Occasions when the RM should be updated are when there is a new matching addContainerRequest(), i.e. the scheduler's target could otherwise be too low, or when the AMRMClient's outstanding count is decremented to zero.


Please see my response to Wangda Tan 30 Jan 2015.
Thank you.

> n similar addContainerRequest()s produce n*(n+1)/2 containers
> -------------------------------------------------------------
>
>                 Key: YARN-3020
>                 URL: https://issues.apache.org/jira/browse/YARN-3020
>             Project: Hadoop YARN
>          Issue Type: Bug
>          Components: client
>    Affects Versions: 2.5.0, 2.6.0, 2.5.1, 2.5.2
>            Reporter: Peter D Kirchner
>   Original Estimate: 24h
>  Remaining Estimate: 24h
>
> BUG: If the application master calls addContainerRequest() n times, but with the same priority, I get up to 1+2+3+...+n containers = n*(n+1)/2 .  The most containers are requested when the interval between calls to addContainerRequest() exceeds the heartbeat interval of calls to allocate() (in AMRMClientImpl's run() method).

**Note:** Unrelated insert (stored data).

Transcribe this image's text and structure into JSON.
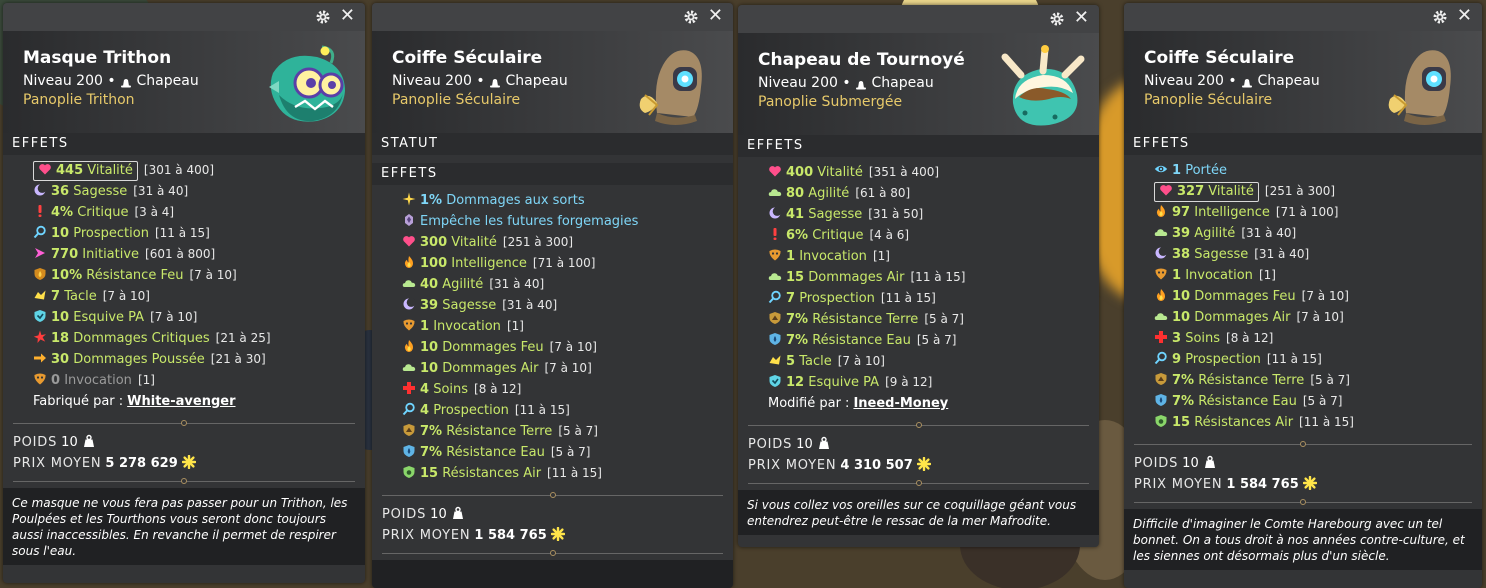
{
  "icons": {
    "settings": "gear-icon",
    "close": "close-icon",
    "hat_type": "hat-icon",
    "weight": "weight-icon",
    "kamas": "kamas-icon"
  },
  "colors": {
    "effect_positive": "#c8e86a",
    "effect_special": "#7fd6f7",
    "effect_disabled": "#9a9a9a",
    "set_name": "#e7c96a"
  },
  "panels": [
    {
      "close_label": "✕",
      "name": "Masque Trithon",
      "level_label": "Niveau 200",
      "bullet": "•",
      "type": "Chapeau",
      "set": "Panoplie Trithon",
      "status_label": "",
      "effects_label": "EFFETS",
      "effects": [
        {
          "icon": "heart-icon",
          "value": "445",
          "label": "Vitalité",
          "range": "[301 à 400]",
          "boxed": true
        },
        {
          "icon": "moon-icon",
          "value": "36",
          "label": "Sagesse",
          "range": "[31 à 40]"
        },
        {
          "icon": "exclamation-icon",
          "value": "4%",
          "label": "Critique",
          "range": "[3 à 4]"
        },
        {
          "icon": "magnifier-icon",
          "value": "10",
          "label": "Prospection",
          "range": "[11 à 15]"
        },
        {
          "icon": "arrow-icon",
          "value": "770",
          "label": "Initiative",
          "range": "[601 à 800]"
        },
        {
          "icon": "fire-shield-icon",
          "value": "10%",
          "label": "Résistance Feu",
          "range": "[7 à 10]"
        },
        {
          "icon": "tackle-icon",
          "value": "7",
          "label": "Tacle",
          "range": "[7 à 10]"
        },
        {
          "icon": "shield-icon",
          "value": "10",
          "label": "Esquive PA",
          "range": "[7 à 10]"
        },
        {
          "icon": "burst-icon",
          "value": "18",
          "label": "Dommages Critiques",
          "range": "[21 à 25]"
        },
        {
          "icon": "push-arrow-icon",
          "value": "30",
          "label": "Dommages Poussée",
          "range": "[21 à 30]"
        },
        {
          "icon": "invocation-icon",
          "value": "0",
          "label": "Invocation",
          "range": "[1]",
          "state": "grey"
        }
      ],
      "maker_label": "Fabriqué par :",
      "maker": "White-avenger",
      "weight_label": "POIDS",
      "weight": "10",
      "price_label": "PRIX MOYEN",
      "price": "5 278 629",
      "description": "Ce masque ne vous fera pas passer pour un Trithon, les Poulpées et les Tourthons vous seront donc toujours aussi inaccessibles. En revanche il permet de respirer sous l'eau."
    },
    {
      "close_label": "✕",
      "name": "Coiffe Séculaire",
      "level_label": "Niveau 200",
      "bullet": "•",
      "type": "Chapeau",
      "set": "Panoplie Séculaire",
      "status_label": "STATUT",
      "effects_label": "EFFETS",
      "effects": [
        {
          "icon": "sparkle-icon",
          "value": "1%",
          "label": "Dommages aux sorts",
          "range": "",
          "state": "blue"
        },
        {
          "icon": "rune-icon",
          "value": "",
          "label": "Empêche les futures forgemagies",
          "range": "",
          "state": "blue"
        },
        {
          "icon": "heart-icon",
          "value": "300",
          "label": "Vitalité",
          "range": "[251 à 300]"
        },
        {
          "icon": "fire-icon",
          "value": "100",
          "label": "Intelligence",
          "range": "[71 à 100]"
        },
        {
          "icon": "cloud-icon",
          "value": "40",
          "label": "Agilité",
          "range": "[31 à 40]"
        },
        {
          "icon": "moon-icon",
          "value": "39",
          "label": "Sagesse",
          "range": "[31 à 40]"
        },
        {
          "icon": "invocation-icon",
          "value": "1",
          "label": "Invocation",
          "range": "[1]"
        },
        {
          "icon": "fire-icon",
          "value": "10",
          "label": "Dommages Feu",
          "range": "[7 à 10]"
        },
        {
          "icon": "cloud-icon",
          "value": "10",
          "label": "Dommages Air",
          "range": "[7 à 10]"
        },
        {
          "icon": "cross-icon",
          "value": "4",
          "label": "Soins",
          "range": "[8 à 12]"
        },
        {
          "icon": "magnifier-icon",
          "value": "4",
          "label": "Prospection",
          "range": "[11 à 15]"
        },
        {
          "icon": "earth-shield-icon",
          "value": "7%",
          "label": "Résistance Terre",
          "range": "[5 à 7]"
        },
        {
          "icon": "water-shield-icon",
          "value": "7%",
          "label": "Résistance Eau",
          "range": "[5 à 7]"
        },
        {
          "icon": "air-shield-icon",
          "value": "15",
          "label": "Résistances Air",
          "range": "[11 à 15]"
        }
      ],
      "maker_label": "",
      "maker": "",
      "weight_label": "POIDS",
      "weight": "10",
      "price_label": "PRIX MOYEN",
      "price": "1 584 765",
      "description": ""
    },
    {
      "close_label": "✕",
      "name": "Chapeau de Tournoyé",
      "level_label": "Niveau 200",
      "bullet": "•",
      "type": "Chapeau",
      "set": "Panoplie Submergée",
      "status_label": "",
      "effects_label": "EFFETS",
      "effects": [
        {
          "icon": "heart-icon",
          "value": "400",
          "label": "Vitalité",
          "range": "[351 à 400]"
        },
        {
          "icon": "cloud-icon",
          "value": "80",
          "label": "Agilité",
          "range": "[61 à 80]"
        },
        {
          "icon": "moon-icon",
          "value": "41",
          "label": "Sagesse",
          "range": "[31 à 50]"
        },
        {
          "icon": "exclamation-icon",
          "value": "6%",
          "label": "Critique",
          "range": "[4 à 6]"
        },
        {
          "icon": "invocation-icon",
          "value": "1",
          "label": "Invocation",
          "range": "[1]"
        },
        {
          "icon": "cloud-icon",
          "value": "15",
          "label": "Dommages Air",
          "range": "[11 à 15]"
        },
        {
          "icon": "magnifier-icon",
          "value": "7",
          "label": "Prospection",
          "range": "[11 à 15]"
        },
        {
          "icon": "earth-shield-icon",
          "value": "7%",
          "label": "Résistance Terre",
          "range": "[5 à 7]"
        },
        {
          "icon": "water-shield-icon",
          "value": "7%",
          "label": "Résistance Eau",
          "range": "[5 à 7]"
        },
        {
          "icon": "tackle-icon",
          "value": "5",
          "label": "Tacle",
          "range": "[7 à 10]"
        },
        {
          "icon": "shield-icon",
          "value": "12",
          "label": "Esquive PA",
          "range": "[9 à 12]"
        }
      ],
      "maker_label": "Modifié par :",
      "maker": "Ineed-Money",
      "weight_label": "POIDS",
      "weight": "10",
      "price_label": "PRIX MOYEN",
      "price": "4 310 507",
      "description": "Si vous collez vos oreilles sur ce coquillage géant vous entendrez peut-être le ressac de la mer Mafrodite."
    },
    {
      "close_label": "✕",
      "name": "Coiffe Séculaire",
      "level_label": "Niveau 200",
      "bullet": "•",
      "type": "Chapeau",
      "set": "Panoplie Séculaire",
      "status_label": "",
      "effects_label": "EFFETS",
      "effects": [
        {
          "icon": "eye-icon",
          "value": "1",
          "label": "Portée",
          "range": "",
          "state": "blue"
        },
        {
          "icon": "heart-icon",
          "value": "327",
          "label": "Vitalité",
          "range": "[251 à 300]",
          "boxed": true
        },
        {
          "icon": "fire-icon",
          "value": "97",
          "label": "Intelligence",
          "range": "[71 à 100]"
        },
        {
          "icon": "cloud-icon",
          "value": "39",
          "label": "Agilité",
          "range": "[31 à 40]"
        },
        {
          "icon": "moon-icon",
          "value": "38",
          "label": "Sagesse",
          "range": "[31 à 40]"
        },
        {
          "icon": "invocation-icon",
          "value": "1",
          "label": "Invocation",
          "range": "[1]"
        },
        {
          "icon": "fire-icon",
          "value": "10",
          "label": "Dommages Feu",
          "range": "[7 à 10]"
        },
        {
          "icon": "cloud-icon",
          "value": "10",
          "label": "Dommages Air",
          "range": "[7 à 10]"
        },
        {
          "icon": "cross-icon",
          "value": "3",
          "label": "Soins",
          "range": "[8 à 12]"
        },
        {
          "icon": "magnifier-icon",
          "value": "9",
          "label": "Prospection",
          "range": "[11 à 15]"
        },
        {
          "icon": "earth-shield-icon",
          "value": "7%",
          "label": "Résistance Terre",
          "range": "[5 à 7]"
        },
        {
          "icon": "water-shield-icon",
          "value": "7%",
          "label": "Résistance Eau",
          "range": "[5 à 7]"
        },
        {
          "icon": "air-shield-icon",
          "value": "15",
          "label": "Résistances Air",
          "range": "[11 à 15]"
        }
      ],
      "maker_label": "",
      "maker": "",
      "weight_label": "POIDS",
      "weight": "10",
      "price_label": "PRIX MOYEN",
      "price": "1 584 765",
      "description": "Difficile d'imaginer le Comte Harebourg avec un tel bonnet. On a tous droit à nos années contre-culture, et les siennes ont désormais plus d'un siècle."
    }
  ]
}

> If the application master calls addContainerRequest() n times, but with a unique priority each time, I get n containers (as I intended).
> Analysis:
> There is a logic problem in AMRMClientImpl.java.
> Although AMRMClientImpl.java, allocate() does an ask.clear() , on subsequent calls to addContainerRequest(), addResourceRequest() finds the previous matching remoteRequest and increments the container count rather than starting anew, and does an addResourceRequestToAsk() which defeats the ask.clear().
> From documentation and code comments, it was hard for me to discern the intended behavior of the API, but the inconsistency reported in this issue suggests one case or the other is implemented incorrectly.